Nipigon River Nature Reserve. Photo © Mike Bryan

Nipigon River Mouth

The Nipigon River Mouth Nature Reserve

Our First Nature Reserve

In the mid 1970’s the Thunder Bay Field Naturalists Club received unexpectedly a lump sum of money through the will of a generous member, Mr. Pallington. The will stipulated that the money was to be spent on acquisition of conservation land. The money enabled the club to start a “Land Acquisition” bank account.

In January of 1994 the Club purchased it’s first nature reserve (red dot on map below). The 320 acre reserve is located on the east side of the Nipigon River south of Nipigon, near where the river enters Lake Superior. The legal description is Lot 8 and Lot 9, Concession 1, Township of Nipigon. The purchase price of the property was $47,452, of which $9,852 came from the Land Acquisition Fund and $37,200 from Ontario Heritage Foundation’s “Natural Heritage Challenge Program”.

Physical Description

The property includes a wetland area along the shore of the Nipigon River, and some high cliffs that rise dramatically straight up from the water. The property is forested with mature second growth mixed forest. The presence of peregrine falcons made protection of this property particularly important. There is no road access to the property.

Nature Reserve Expands in 1999

On December 15, 1999 TBFN purchased two new properties adjacent to the Nipigon River Mouth Nature Reserve. At the November 1999 meeting the membership voted to purchase Con. 1 West Part Lot 10 MR7 Nipigon (37,55 acres) for $10,000 and Con. 1 East part Lot 10 MR6 Nipigon (182 acres) for $13,500. The new properties are strategically positioned adjacent to the original reserve, as well as the new Ruby Lake Provincial Park. The two properties were under threat of development and logging as a private road and cottages were being built on the adjacent part of Lot 10 following a zoning change announced in late September 1999. With these purchases the Nipigon River Mouth Nature Reserve now totals 540 acres.

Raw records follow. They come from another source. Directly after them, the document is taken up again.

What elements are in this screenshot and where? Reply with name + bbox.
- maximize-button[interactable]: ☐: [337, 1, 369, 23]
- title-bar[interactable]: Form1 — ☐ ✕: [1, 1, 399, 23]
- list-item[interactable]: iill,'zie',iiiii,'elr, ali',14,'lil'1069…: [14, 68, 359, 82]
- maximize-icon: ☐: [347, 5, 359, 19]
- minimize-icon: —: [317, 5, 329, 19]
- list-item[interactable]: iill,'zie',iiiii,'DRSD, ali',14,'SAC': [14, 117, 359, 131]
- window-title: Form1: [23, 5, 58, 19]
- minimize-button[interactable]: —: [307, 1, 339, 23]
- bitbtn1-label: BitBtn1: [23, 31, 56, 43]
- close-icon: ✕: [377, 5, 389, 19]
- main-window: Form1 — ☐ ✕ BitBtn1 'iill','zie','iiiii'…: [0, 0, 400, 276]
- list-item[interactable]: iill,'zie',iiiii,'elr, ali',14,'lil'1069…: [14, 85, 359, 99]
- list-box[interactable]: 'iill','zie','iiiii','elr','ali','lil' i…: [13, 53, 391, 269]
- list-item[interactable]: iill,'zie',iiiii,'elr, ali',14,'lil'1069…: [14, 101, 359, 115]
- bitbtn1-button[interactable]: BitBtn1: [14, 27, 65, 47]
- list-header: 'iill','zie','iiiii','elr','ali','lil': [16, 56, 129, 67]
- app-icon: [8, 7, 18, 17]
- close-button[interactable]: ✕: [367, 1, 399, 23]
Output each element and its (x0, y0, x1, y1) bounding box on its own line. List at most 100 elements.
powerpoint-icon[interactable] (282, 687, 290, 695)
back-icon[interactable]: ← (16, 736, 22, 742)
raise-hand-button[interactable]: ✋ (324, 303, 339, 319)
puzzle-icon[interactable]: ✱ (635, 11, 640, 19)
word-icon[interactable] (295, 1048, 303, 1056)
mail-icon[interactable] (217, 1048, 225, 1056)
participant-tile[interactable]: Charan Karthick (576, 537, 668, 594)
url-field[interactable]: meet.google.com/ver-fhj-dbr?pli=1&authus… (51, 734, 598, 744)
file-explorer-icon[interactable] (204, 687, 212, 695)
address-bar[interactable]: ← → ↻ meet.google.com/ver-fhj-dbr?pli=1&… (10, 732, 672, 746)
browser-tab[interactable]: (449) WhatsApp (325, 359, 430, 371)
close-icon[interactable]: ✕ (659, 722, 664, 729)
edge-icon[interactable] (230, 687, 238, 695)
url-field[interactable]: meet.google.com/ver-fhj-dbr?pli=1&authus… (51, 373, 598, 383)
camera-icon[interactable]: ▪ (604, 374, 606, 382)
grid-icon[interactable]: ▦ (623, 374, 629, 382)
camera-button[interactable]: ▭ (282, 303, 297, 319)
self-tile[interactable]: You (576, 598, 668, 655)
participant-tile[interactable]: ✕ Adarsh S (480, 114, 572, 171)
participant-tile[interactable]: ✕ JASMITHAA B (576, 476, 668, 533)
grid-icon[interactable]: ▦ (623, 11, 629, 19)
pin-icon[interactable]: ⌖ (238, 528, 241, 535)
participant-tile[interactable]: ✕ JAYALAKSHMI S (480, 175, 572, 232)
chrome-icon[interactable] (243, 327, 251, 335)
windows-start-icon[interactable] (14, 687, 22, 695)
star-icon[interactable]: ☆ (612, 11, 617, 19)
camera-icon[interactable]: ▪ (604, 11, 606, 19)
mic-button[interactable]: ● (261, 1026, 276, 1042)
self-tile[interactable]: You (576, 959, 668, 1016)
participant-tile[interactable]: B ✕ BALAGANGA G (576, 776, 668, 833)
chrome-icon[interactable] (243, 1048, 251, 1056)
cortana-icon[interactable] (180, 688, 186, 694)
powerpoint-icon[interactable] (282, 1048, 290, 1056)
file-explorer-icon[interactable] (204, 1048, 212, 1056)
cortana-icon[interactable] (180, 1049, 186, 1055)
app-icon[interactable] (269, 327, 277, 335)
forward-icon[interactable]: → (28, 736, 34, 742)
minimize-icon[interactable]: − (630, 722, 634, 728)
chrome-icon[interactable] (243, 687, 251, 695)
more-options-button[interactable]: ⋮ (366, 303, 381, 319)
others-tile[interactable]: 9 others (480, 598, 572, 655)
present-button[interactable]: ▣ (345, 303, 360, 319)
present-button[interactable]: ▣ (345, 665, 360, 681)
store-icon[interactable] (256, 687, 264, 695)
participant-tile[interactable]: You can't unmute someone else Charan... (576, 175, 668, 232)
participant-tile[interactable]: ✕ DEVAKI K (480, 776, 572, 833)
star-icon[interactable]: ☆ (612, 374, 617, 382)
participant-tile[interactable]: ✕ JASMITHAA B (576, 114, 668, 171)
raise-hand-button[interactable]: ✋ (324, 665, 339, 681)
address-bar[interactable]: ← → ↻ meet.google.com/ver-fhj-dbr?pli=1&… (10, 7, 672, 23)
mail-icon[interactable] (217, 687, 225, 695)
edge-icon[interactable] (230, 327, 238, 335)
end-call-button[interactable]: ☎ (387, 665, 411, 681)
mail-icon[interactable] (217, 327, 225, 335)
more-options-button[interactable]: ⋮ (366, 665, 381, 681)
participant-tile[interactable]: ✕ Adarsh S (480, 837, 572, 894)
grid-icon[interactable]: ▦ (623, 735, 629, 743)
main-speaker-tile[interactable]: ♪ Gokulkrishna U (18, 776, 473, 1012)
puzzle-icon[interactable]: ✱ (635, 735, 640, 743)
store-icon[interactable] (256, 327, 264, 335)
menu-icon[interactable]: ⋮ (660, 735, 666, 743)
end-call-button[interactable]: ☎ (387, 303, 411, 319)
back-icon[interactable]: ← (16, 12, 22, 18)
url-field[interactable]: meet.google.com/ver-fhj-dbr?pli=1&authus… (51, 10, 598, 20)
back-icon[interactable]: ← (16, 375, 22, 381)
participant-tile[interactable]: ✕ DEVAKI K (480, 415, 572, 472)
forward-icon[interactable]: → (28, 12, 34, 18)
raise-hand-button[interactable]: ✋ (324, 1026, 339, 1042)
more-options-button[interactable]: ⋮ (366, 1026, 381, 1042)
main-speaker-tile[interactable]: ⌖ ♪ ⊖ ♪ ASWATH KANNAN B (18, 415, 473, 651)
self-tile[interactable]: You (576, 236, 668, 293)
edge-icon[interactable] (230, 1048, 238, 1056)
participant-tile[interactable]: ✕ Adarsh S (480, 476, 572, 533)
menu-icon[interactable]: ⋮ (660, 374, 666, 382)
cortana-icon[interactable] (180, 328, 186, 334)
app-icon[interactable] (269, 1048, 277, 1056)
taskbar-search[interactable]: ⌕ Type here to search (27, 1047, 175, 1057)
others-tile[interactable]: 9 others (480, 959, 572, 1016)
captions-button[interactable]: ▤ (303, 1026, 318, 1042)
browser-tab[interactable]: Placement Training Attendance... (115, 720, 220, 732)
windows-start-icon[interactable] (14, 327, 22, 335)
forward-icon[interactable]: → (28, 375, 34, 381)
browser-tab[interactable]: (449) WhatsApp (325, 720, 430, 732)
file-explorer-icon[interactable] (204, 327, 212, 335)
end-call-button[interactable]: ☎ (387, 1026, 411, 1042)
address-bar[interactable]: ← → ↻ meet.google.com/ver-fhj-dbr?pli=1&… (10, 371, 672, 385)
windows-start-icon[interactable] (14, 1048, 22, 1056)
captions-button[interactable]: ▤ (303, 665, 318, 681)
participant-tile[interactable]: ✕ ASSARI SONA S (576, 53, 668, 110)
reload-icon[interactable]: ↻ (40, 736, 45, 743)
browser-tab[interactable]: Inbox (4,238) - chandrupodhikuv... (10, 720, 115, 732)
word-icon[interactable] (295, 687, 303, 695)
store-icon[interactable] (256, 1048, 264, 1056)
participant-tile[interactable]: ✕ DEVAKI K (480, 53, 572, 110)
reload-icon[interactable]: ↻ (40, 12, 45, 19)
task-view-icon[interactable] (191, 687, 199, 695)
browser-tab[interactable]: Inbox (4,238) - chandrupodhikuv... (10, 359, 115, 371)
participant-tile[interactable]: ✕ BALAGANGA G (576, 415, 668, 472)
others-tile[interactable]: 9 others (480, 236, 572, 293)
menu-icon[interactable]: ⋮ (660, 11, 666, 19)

The newly purchased properties include a variety of habitats: a large wetland area at the Nipigon River mouth, a beaver meadow and several streams, a cedar swamp with hundreds of Yellow Ladyslippers, a high cliff with freestanding rock columns and extensive talus slope, plus many acres of mature forest.

Field Trips to the Nipigon River Mouth Nature Reserve (click to expand)

The Thunder Bay Field Naturalists offer field trips to some of the Nature Reserves every summer. Here is a recap of some of our past excursions to the Nipigon River Mouth Nature Reserve aboard the Morningstar.

June 27th, 1999 19 club members went abroad the Morningstar for a cruise down the Nipigon River starting from the Nipigon Marina. Pictographs were studied on the cliffs on the east shore of the river mouth. Two Bald Eagles were seen on the nest in a huge old poplar on the TBFN reserve. One adult Peregrine Falcon was spotted high on the cliffs at the river mouth. Recent helicopter surveys found three Peregrine chicks in the nest on the cliff this year! An Osprey nest near Cooke Point was spotted. A group of ten American White Pelicans, some in breeding plumage, were seen on an islet in Nipigon Bay. All in all, 46 species of birds were observed.

May 30th, 1998 A group of 22 participants of all ages braved the cold weather and travelled on the Morningstar down the Nipigon River to the Nature Reserve. Two adult Bald Eagles were seen perched on the nest and an Osprey was fishing in the river. About 250 Double-crested Cormorants came diving and flying past the point. One of the young lads on the trip found a skull, later confirmed to be the skull of a lynx! A total of 39 bird species were seen.

Saturday, June 7, 1997 A group of about 25 naturalists headed out on the “Morningstar” for a cruise down the Nipigon River to view the TBFN nature reserve and sights. A total of at least 45 bird species were recorded, including Peregrine Falcon. Waterfowl included Common Loon, Double-crested Cormorant, Canada Goose, Blue-winged Teal, Gadwall, American Widgeon, Common Goldeneye and Common Merganser.

In 1996 two visits were made to the Nature Reserve. Another field trip for the Junior Naturalists was well attended in early June, and a plant collecting expedition took place late in the month. Among new plants found were Striped Coralroot, Flatbranch Juniper and Sweet Cicely.

June 10, 1995 A juniors outing took place with 25 juniors and accompanying adults in attendance. 38 bird species were counted including a Peregrine Falcon. A Bald Eagle’s nest was also sighted and everyone got a good look at the pictographs high up on the cliff face. Some edible wild plants were also sampled.

June 11 and June 27, 1994 A total of 45 people went to take a look at the Nature Reserve on these two boat trips. 56 species of birds were sighted in total.